The worthy Splendiano Accoramboni stared through his big, bright spectacles, with his eyes wide open, first at his patient, then at Dame Caterina. Calling her aside, he croaked with bated breath, “There lies the great painter Salvator Rosa, and he’s lost if my skill doesn’t save him, Signora Caterina. Tell me when he came to lodge with you? Did he bring many beautiful large pictures with him?”
“Ah! my dear doctor,” replied Signora Caterina, “the poor fellow only came last night. And as for pictures—why, I don’t know nothing about them; but there’s a big box below, and Salvator begged me to take very good care of it, before he became senseless like he now is. I suppose there’s a fine picture packed in it, as he painted in Naples.”
What Signora Caterina said, however, was a falsehood; but we shall soon see that she had good reasons for imposing upon the doctor in this way.
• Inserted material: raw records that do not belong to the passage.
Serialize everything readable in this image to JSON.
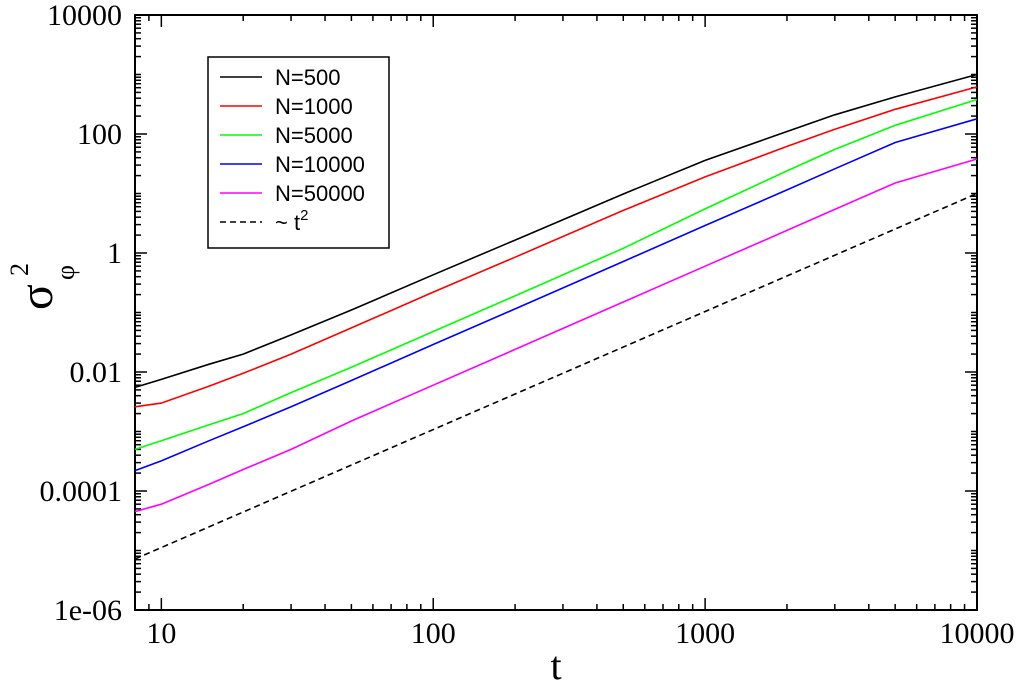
{
  "chart_data": {
    "type": "line",
    "title": "",
    "xlabel": "t",
    "ylabel": "σ",
    "ylabel_subscript": "φ",
    "ylabel_superscript": "2",
    "x_scale": "log",
    "y_scale": "log",
    "xlim": [
      8,
      10000
    ],
    "ylim": [
      1e-06,
      10000
    ],
    "grid": false,
    "legend_position": "top-left",
    "x_tick_labels": [
      "10",
      "100",
      "1000",
      "10000"
    ],
    "x_ticks": [
      10,
      100,
      1000,
      10000
    ],
    "y_tick_labels": [
      "1e-06",
      "0.0001",
      "0.01",
      "1",
      "100",
      "10000"
    ],
    "y_ticks": [
      1e-06,
      0.0001,
      0.01,
      1,
      100,
      10000
    ],
    "series": [
      {
        "name": "N=500",
        "color": "#000000",
        "dash": "solid",
        "points": [
          [
            8,
            0.0055
          ],
          [
            10,
            0.0075
          ],
          [
            15,
            0.0135
          ],
          [
            20,
            0.02
          ],
          [
            30,
            0.042
          ],
          [
            50,
            0.11
          ],
          [
            100,
            0.43
          ],
          [
            200,
            1.65
          ],
          [
            500,
            9.8
          ],
          [
            1000,
            36
          ],
          [
            2000,
            110
          ],
          [
            3000,
            210
          ],
          [
            5000,
            420
          ],
          [
            10000,
            1000
          ]
        ]
      },
      {
        "name": "N=1000",
        "color": "#ff0000",
        "dash": "solid",
        "points": [
          [
            8,
            0.0026
          ],
          [
            10,
            0.003
          ],
          [
            15,
            0.0058
          ],
          [
            20,
            0.0095
          ],
          [
            30,
            0.02
          ],
          [
            50,
            0.055
          ],
          [
            100,
            0.22
          ],
          [
            200,
            0.85
          ],
          [
            500,
            5.2
          ],
          [
            1000,
            19
          ],
          [
            2000,
            62
          ],
          [
            3000,
            120
          ],
          [
            5000,
            260
          ],
          [
            10000,
            620
          ]
        ]
      },
      {
        "name": "N=5000",
        "color": "#00ff00",
        "dash": "solid",
        "points": [
          [
            8,
            0.0005
          ],
          [
            10,
            0.0007
          ],
          [
            15,
            0.0013
          ],
          [
            20,
            0.002
          ],
          [
            30,
            0.0045
          ],
          [
            50,
            0.012
          ],
          [
            100,
            0.048
          ],
          [
            200,
            0.19
          ],
          [
            500,
            1.2
          ],
          [
            1000,
            5.5
          ],
          [
            2000,
            24
          ],
          [
            3000,
            55
          ],
          [
            5000,
            140
          ],
          [
            10000,
            380
          ]
        ]
      },
      {
        "name": "N=10000",
        "color": "#0000ff",
        "dash": "solid",
        "points": [
          [
            8,
            0.00022
          ],
          [
            10,
            0.00032
          ],
          [
            15,
            0.0007
          ],
          [
            20,
            0.0012
          ],
          [
            30,
            0.0026
          ],
          [
            50,
            0.0072
          ],
          [
            100,
            0.029
          ],
          [
            200,
            0.115
          ],
          [
            500,
            0.72
          ],
          [
            1000,
            2.9
          ],
          [
            2000,
            11.5
          ],
          [
            3000,
            26
          ],
          [
            5000,
            72
          ],
          [
            10000,
            180
          ]
        ]
      },
      {
        "name": "N=50000",
        "color": "#ff00ff",
        "dash": "solid",
        "points": [
          [
            8,
            4.5e-05
          ],
          [
            10,
            6e-05
          ],
          [
            15,
            0.00013
          ],
          [
            20,
            0.00023
          ],
          [
            30,
            0.0005
          ],
          [
            50,
            0.0015
          ],
          [
            100,
            0.006
          ],
          [
            200,
            0.024
          ],
          [
            500,
            0.15
          ],
          [
            1000,
            0.6
          ],
          [
            2000,
            2.4
          ],
          [
            3000,
            5.4
          ],
          [
            5000,
            15
          ],
          [
            10000,
            38
          ]
        ]
      },
      {
        "name": "~ t",
        "name_superscript": "2",
        "color": "#000000",
        "dash": "dashed",
        "points": [
          [
            8,
            7.2e-06
          ],
          [
            10000,
            10
          ]
        ]
      }
    ]
  }
}
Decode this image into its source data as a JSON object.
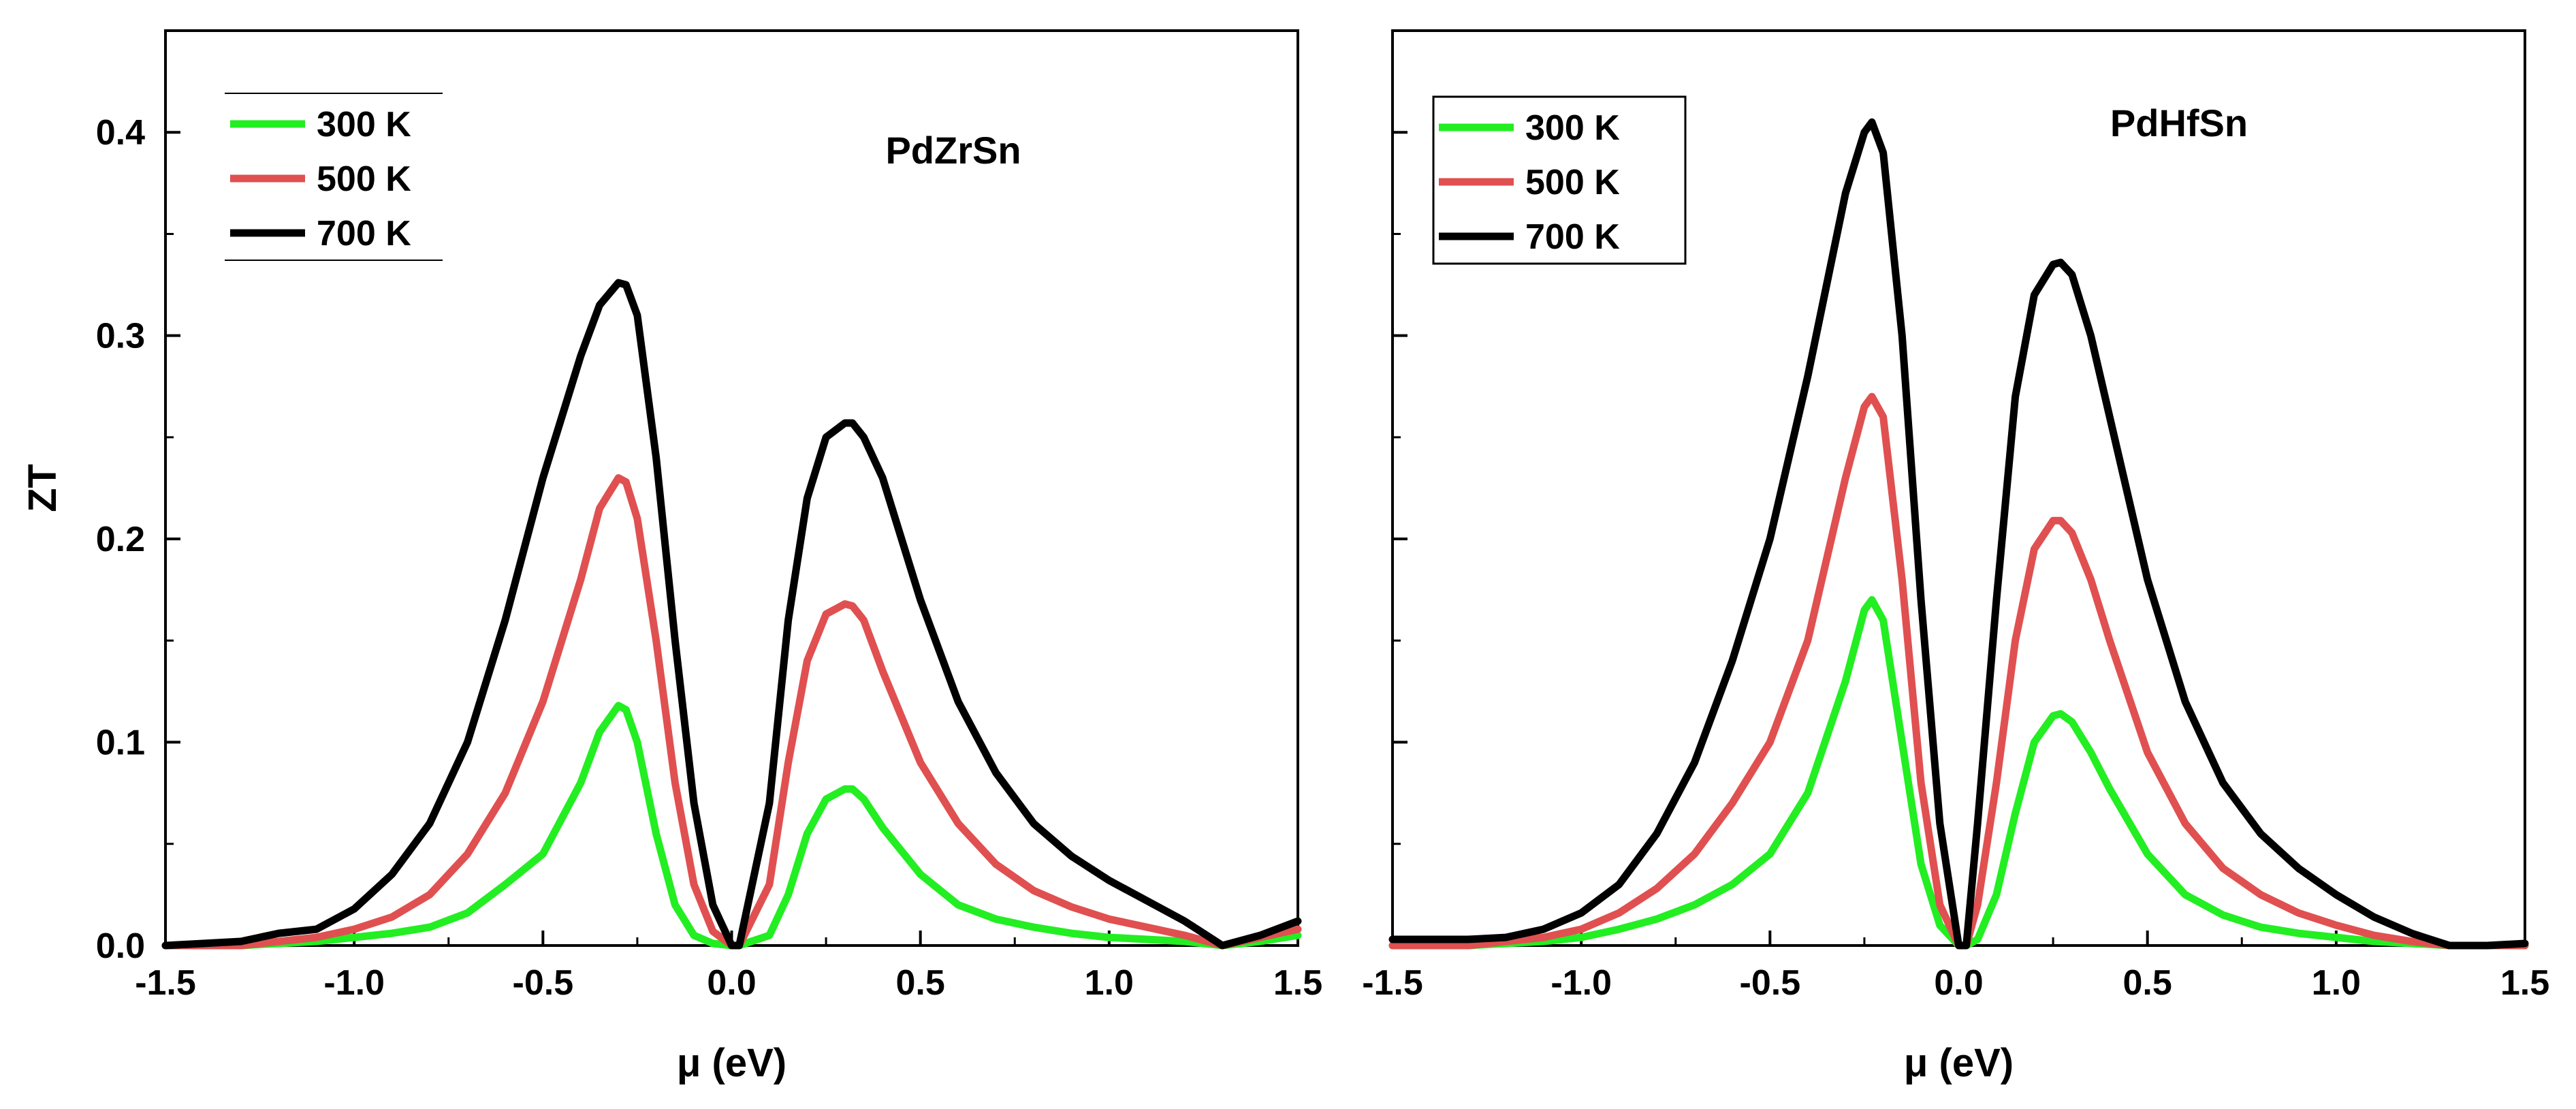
{
  "chart_data": [
    {
      "type": "line",
      "title": "PdZrSn",
      "xlabel": "μ (eV)",
      "ylabel": "ZT",
      "xlim": [
        -1.5,
        1.5
      ],
      "ylim": [
        0,
        0.45
      ],
      "xticks": [
        -1.5,
        -1.0,
        -0.5,
        0.0,
        0.5,
        1.0,
        1.5
      ],
      "xtick_labels": [
        "-1.5",
        "-1.0",
        "-0.5",
        "0.0",
        "0.5",
        "1.0",
        "1.5"
      ],
      "yticks": [
        0.0,
        0.1,
        0.2,
        0.3,
        0.4
      ],
      "ytick_labels": [
        "0.0",
        "0.1",
        "0.2",
        "0.3",
        "0.4"
      ],
      "legend_position": "top-left",
      "x": [
        -1.5,
        -1.3,
        -1.2,
        -1.1,
        -1.0,
        -0.9,
        -0.8,
        -0.7,
        -0.6,
        -0.5,
        -0.4,
        -0.35,
        -0.3,
        -0.28,
        -0.25,
        -0.2,
        -0.15,
        -0.1,
        -0.05,
        0.0,
        0.02,
        0.1,
        0.15,
        0.2,
        0.25,
        0.3,
        0.32,
        0.35,
        0.4,
        0.5,
        0.6,
        0.7,
        0.8,
        0.9,
        1.0,
        1.1,
        1.2,
        1.3,
        1.4,
        1.5
      ],
      "series": [
        {
          "name": "300 K",
          "color": "#22ee22",
          "values": [
            0.0,
            0.0,
            0.001,
            0.002,
            0.004,
            0.006,
            0.009,
            0.016,
            0.03,
            0.045,
            0.08,
            0.105,
            0.118,
            0.116,
            0.1,
            0.055,
            0.02,
            0.005,
            0.001,
            0.0,
            0.0,
            0.005,
            0.025,
            0.055,
            0.072,
            0.077,
            0.077,
            0.072,
            0.058,
            0.035,
            0.02,
            0.013,
            0.009,
            0.006,
            0.004,
            0.003,
            0.002,
            0.0,
            0.002,
            0.005
          ]
        },
        {
          "name": "500 K",
          "color": "#e05050",
          "values": [
            0.0,
            0.0,
            0.002,
            0.004,
            0.008,
            0.014,
            0.025,
            0.045,
            0.075,
            0.12,
            0.18,
            0.215,
            0.23,
            0.228,
            0.21,
            0.15,
            0.08,
            0.03,
            0.007,
            0.0,
            0.0,
            0.03,
            0.09,
            0.14,
            0.163,
            0.168,
            0.167,
            0.16,
            0.135,
            0.09,
            0.06,
            0.04,
            0.027,
            0.019,
            0.013,
            0.009,
            0.005,
            0.0,
            0.004,
            0.008
          ]
        },
        {
          "name": "700 K",
          "color": "#000000",
          "values": [
            0.0,
            0.002,
            0.006,
            0.008,
            0.018,
            0.035,
            0.06,
            0.1,
            0.16,
            0.23,
            0.29,
            0.315,
            0.326,
            0.325,
            0.31,
            0.24,
            0.15,
            0.07,
            0.02,
            0.0,
            0.0,
            0.07,
            0.16,
            0.22,
            0.25,
            0.257,
            0.257,
            0.25,
            0.23,
            0.17,
            0.12,
            0.085,
            0.06,
            0.044,
            0.032,
            0.022,
            0.012,
            0.0,
            0.005,
            0.012
          ]
        }
      ]
    },
    {
      "type": "line",
      "title": "PdHfSn",
      "xlabel": "μ (eV)",
      "ylabel": "",
      "xlim": [
        -1.5,
        1.5
      ],
      "ylim": [
        0,
        0.45
      ],
      "xticks": [
        -1.5,
        -1.0,
        -0.5,
        0.0,
        0.5,
        1.0,
        1.5
      ],
      "xtick_labels": [
        "-1.5",
        "-1.0",
        "-0.5",
        "0.0",
        "0.5",
        "1.0",
        "1.5"
      ],
      "yticks": [
        0.0,
        0.1,
        0.2,
        0.3,
        0.4
      ],
      "ytick_labels": [
        "",
        "",
        "",
        "",
        ""
      ],
      "legend_position": "top-left",
      "x": [
        -1.5,
        -1.3,
        -1.2,
        -1.1,
        -1.0,
        -0.9,
        -0.8,
        -0.7,
        -0.6,
        -0.5,
        -0.4,
        -0.3,
        -0.25,
        -0.23,
        -0.2,
        -0.15,
        -0.1,
        -0.05,
        0.0,
        0.02,
        0.05,
        0.1,
        0.15,
        0.2,
        0.25,
        0.27,
        0.3,
        0.35,
        0.4,
        0.5,
        0.6,
        0.7,
        0.8,
        0.9,
        1.0,
        1.1,
        1.2,
        1.3,
        1.4,
        1.5
      ],
      "series": [
        {
          "name": "300 K",
          "color": "#22ee22",
          "values": [
            0.0,
            0.0,
            0.001,
            0.002,
            0.004,
            0.008,
            0.013,
            0.02,
            0.03,
            0.045,
            0.075,
            0.13,
            0.165,
            0.17,
            0.16,
            0.1,
            0.04,
            0.01,
            0.0,
            0.0,
            0.003,
            0.025,
            0.065,
            0.1,
            0.113,
            0.114,
            0.11,
            0.095,
            0.077,
            0.045,
            0.025,
            0.015,
            0.009,
            0.006,
            0.004,
            0.002,
            0.001,
            0.0,
            0.0,
            0.0
          ]
        },
        {
          "name": "500 K",
          "color": "#e05050",
          "values": [
            0.0,
            0.0,
            0.002,
            0.004,
            0.008,
            0.016,
            0.028,
            0.045,
            0.07,
            0.1,
            0.15,
            0.23,
            0.265,
            0.27,
            0.26,
            0.18,
            0.08,
            0.02,
            0.0,
            0.0,
            0.02,
            0.08,
            0.15,
            0.195,
            0.209,
            0.209,
            0.203,
            0.18,
            0.15,
            0.095,
            0.06,
            0.038,
            0.025,
            0.016,
            0.01,
            0.005,
            0.002,
            0.0,
            0.0,
            0.0
          ]
        },
        {
          "name": "700 K",
          "color": "#000000",
          "values": [
            0.003,
            0.003,
            0.004,
            0.008,
            0.016,
            0.03,
            0.055,
            0.09,
            0.14,
            0.2,
            0.28,
            0.37,
            0.4,
            0.405,
            0.39,
            0.3,
            0.17,
            0.06,
            0.0,
            0.0,
            0.06,
            0.17,
            0.27,
            0.32,
            0.335,
            0.336,
            0.33,
            0.3,
            0.26,
            0.18,
            0.12,
            0.08,
            0.055,
            0.038,
            0.025,
            0.014,
            0.006,
            0.0,
            0.0,
            0.001
          ]
        }
      ]
    }
  ]
}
“Good! Very good!” said the doctor, simpering and stroking his beard; then, with as much solemnity as his long rapier, which kept catching in all the chairs and tables, would allow, he approached the sick man and felt his pulse, snorting and wheezing, so that it had a most curious effect in the midst of the reverential silence which had fallen upon all the rest. Then he ran over in Greek and Latin the names of a hundred and twenty diseases that Salvator had not, then almost as many which he might have had, and concluded by saying that on the spur of the moment he didn’t recollect the name of his disease, but that he would within a short time find a suitable one for it, and the proper remedies as well. Then he took his departure with the same solemnity with which he had entered, leaving them all full of trouble and anxiety.